Quatro anos após o álbum "Estação cidade baixa" (2018), o cantor e compositor Nobat está de volta com um novo trabalho de estúdio. "Mestiço", que chega às plataformas digitais nesta quinta-feira (21/7), quarto disco do artista mineiro, é fruto de um mergulho profundo na música brasileira e conta com a participação de Elza Soares (1937-2022) na faixa "Me deixa sambar".
"Esse trabalho resulta de uma pesquisa que já realizo há algum tempo sobre arte e cultura brasileiras. A música brasileira é a minha maior referência, desde a infância, quando aprendi o meu primeiro instrumento, o violão. E ela sempre tangenciou os meus trabalhos. Mas desta vez é diferente, ela passa a ocupar um lugar central. Ela saiu dos arredores e norteia todas as escolhas. E eu me sinto muito à vontade para defendê-la", afirma o músico.

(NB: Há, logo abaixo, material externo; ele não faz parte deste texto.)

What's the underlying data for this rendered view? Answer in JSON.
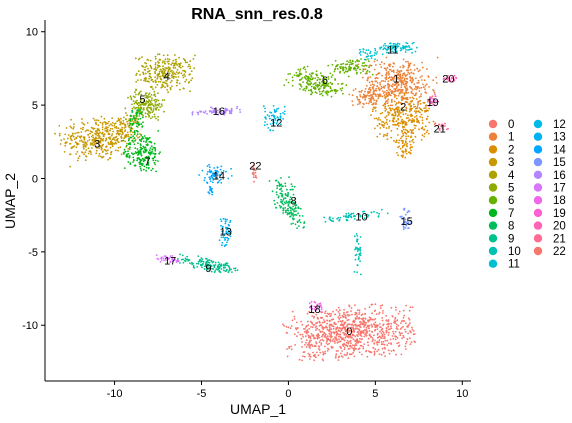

Concebido entre 2020 e 2022, o registro envolveu mais de 20 músicos e musicistas e foi gravado entre Belo Horizonte, Rio de Janeiro e São Paulo. A produção é assinada por Barral Lima e, por mais caudaloso que seja o caldeirão de referências que ajudaram a formar as músicas, o trabalho é norteado pelo samba e, como o próprio título sugere, o gênero não aparece de forma pura.
"O disco é mestiço como é a música brasileira por si só. Ele tem o samba na dianteira da investigação sonora, mas traz elementos de maracatu, carimbó, congado e baião. E isso tudo em conversa com outros estilos, como o jazz, o hip hop e a música eletrônica. É um disco esteticamente mestiço", afirma o artista.
Referências
No álbum, Nobat também celebra a música brasileira ao reverenciar cantores e compositores como Cartola (1908-1980), Clara Nunes (1942-1983) e Tom Jobim (1927-1994). A faixa-título, que também é responsável por abrir o disco, traz um sample da música "Canto das três raças", de Paulo César Pinheiro e Mauro Duarte, eternizada na voz de Clara Nunes. "Beira do mar" conta com uma citação de "Água de beber", de Tom Jobim e Vinícius de Moraes. "Preciso me encontrar", de Cartola, está sampleada em "Cadência das horas".
Mas a grande homenageada do álbum é mesmo Elza Soares, que faleceu aos 91 anos, em janeiro deste ano. A voz da artista, gravada em março de 2021, está presente em "Me deixa sambar", faixa que também conta com a participação do rapper BNegão. Lançada como segundo single, em abril passado, ela celebra o próprio legado de Elza e foi por isso que Nobat decidiu convidá-la para gravar, o que, segundo ele, "foi uma saga".
"A música brasileira é a minha maior referência, desde a infância, quando aprendi o meu primeiro instrumento, o violão. E ela sempre tangenciou os meus trabalhos. Mas desta vez é diferente, ela passa a ocupar um lugar central. Ela saiu dos arredores e norteia todas as escolhas. E eu me sinto muito à vontade para defendê-la"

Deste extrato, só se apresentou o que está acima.